Need a simple summer fresh side dish? Then look no further that this Zucchini with Parmesan and Lemon recipe, it’s simply delicious and a tasty, healthy side-dish for any occasion. I have an abundance of Zucchinis from my home garden this year and I’m making Zucchini everything but this 10 minute Zucchini with Parmesan and Lemon is damn delicious! Straight up, you gotta try this recipe!
Happy Meatless Monday! Hope everyone had an amazing three day weekend & July 4th!
Let’s get back to the grind…
Ali in the Valley
Homegrown Zucchini and Squash from my garden…
Zucchini with Parmesan and Lemon…
3 tablespoons unsalted butter
2 cloves garlic (minced)
4 zucchinis (thinly sliced to 1/2-inch thick rounds)
1/2 teaspoon dried thyme
Zest of 1 lemon
Kosher salt and freshly ground black pepper (to taste)
1/4 cup grated Parmesan
2 tablespoons freshly squeezed lemon juice (or more, to taste)

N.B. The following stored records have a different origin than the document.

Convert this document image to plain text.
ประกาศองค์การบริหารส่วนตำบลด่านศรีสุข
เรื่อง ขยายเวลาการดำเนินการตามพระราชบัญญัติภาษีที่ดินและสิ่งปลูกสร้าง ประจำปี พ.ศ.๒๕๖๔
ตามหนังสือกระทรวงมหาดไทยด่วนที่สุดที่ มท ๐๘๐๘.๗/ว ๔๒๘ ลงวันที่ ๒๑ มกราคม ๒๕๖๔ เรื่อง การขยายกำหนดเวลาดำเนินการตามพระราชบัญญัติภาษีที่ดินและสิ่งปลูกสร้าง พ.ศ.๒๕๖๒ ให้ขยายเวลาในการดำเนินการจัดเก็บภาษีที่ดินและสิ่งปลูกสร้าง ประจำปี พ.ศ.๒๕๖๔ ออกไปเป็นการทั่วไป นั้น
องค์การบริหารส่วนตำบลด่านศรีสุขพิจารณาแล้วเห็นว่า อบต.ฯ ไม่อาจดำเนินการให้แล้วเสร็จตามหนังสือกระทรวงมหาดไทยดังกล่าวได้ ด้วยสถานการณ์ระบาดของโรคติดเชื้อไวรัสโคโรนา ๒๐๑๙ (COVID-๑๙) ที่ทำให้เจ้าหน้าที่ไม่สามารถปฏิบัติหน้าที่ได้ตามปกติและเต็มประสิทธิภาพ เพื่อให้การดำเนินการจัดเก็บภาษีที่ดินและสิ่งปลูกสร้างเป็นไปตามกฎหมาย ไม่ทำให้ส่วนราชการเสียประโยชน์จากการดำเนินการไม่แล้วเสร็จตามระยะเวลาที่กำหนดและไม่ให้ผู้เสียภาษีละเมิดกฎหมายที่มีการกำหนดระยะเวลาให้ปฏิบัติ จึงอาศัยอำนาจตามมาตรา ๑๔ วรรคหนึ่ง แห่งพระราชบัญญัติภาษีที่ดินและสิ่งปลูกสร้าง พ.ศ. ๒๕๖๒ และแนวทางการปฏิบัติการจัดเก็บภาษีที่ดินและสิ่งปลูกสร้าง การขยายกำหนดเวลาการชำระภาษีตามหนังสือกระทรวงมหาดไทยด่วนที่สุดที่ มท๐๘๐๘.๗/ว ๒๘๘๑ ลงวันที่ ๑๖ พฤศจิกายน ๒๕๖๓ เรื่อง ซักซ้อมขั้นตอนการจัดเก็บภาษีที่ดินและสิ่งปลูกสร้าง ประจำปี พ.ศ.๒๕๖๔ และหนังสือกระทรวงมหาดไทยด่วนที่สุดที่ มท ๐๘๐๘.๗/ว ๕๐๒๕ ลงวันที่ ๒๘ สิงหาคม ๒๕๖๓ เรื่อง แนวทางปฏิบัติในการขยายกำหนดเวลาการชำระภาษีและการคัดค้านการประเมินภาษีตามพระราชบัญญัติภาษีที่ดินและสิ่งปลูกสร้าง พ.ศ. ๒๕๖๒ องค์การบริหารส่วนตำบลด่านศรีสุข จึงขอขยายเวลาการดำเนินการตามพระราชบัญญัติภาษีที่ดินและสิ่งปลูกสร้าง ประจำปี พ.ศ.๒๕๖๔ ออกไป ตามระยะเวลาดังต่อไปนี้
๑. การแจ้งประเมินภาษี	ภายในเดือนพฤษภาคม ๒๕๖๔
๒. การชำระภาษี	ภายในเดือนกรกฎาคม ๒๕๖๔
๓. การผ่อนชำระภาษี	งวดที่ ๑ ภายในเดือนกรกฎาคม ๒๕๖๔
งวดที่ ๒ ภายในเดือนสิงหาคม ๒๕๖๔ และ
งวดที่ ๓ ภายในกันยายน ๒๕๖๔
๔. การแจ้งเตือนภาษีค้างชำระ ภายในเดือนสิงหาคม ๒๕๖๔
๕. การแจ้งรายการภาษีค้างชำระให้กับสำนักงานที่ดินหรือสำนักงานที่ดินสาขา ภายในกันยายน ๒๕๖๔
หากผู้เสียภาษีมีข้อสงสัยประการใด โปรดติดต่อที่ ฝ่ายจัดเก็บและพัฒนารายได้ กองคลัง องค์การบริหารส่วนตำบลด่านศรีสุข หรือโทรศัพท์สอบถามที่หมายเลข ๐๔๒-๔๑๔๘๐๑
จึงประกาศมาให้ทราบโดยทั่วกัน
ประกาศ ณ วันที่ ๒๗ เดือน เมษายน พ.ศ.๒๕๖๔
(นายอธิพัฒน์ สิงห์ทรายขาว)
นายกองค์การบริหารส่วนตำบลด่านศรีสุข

Melt butter in a large skillet over medium high heat. Add garlic to the skillet, and cook, stirring frequently, until fragrant, about 1 minute. Working in batches, add zucchini, thyme and lemon zest. Cook, flipping once, until golden, about 1-2 minutes on each side; season with salt and pepper, to taste. Serve immediately, sprinkled with Parmesan and lemon juice.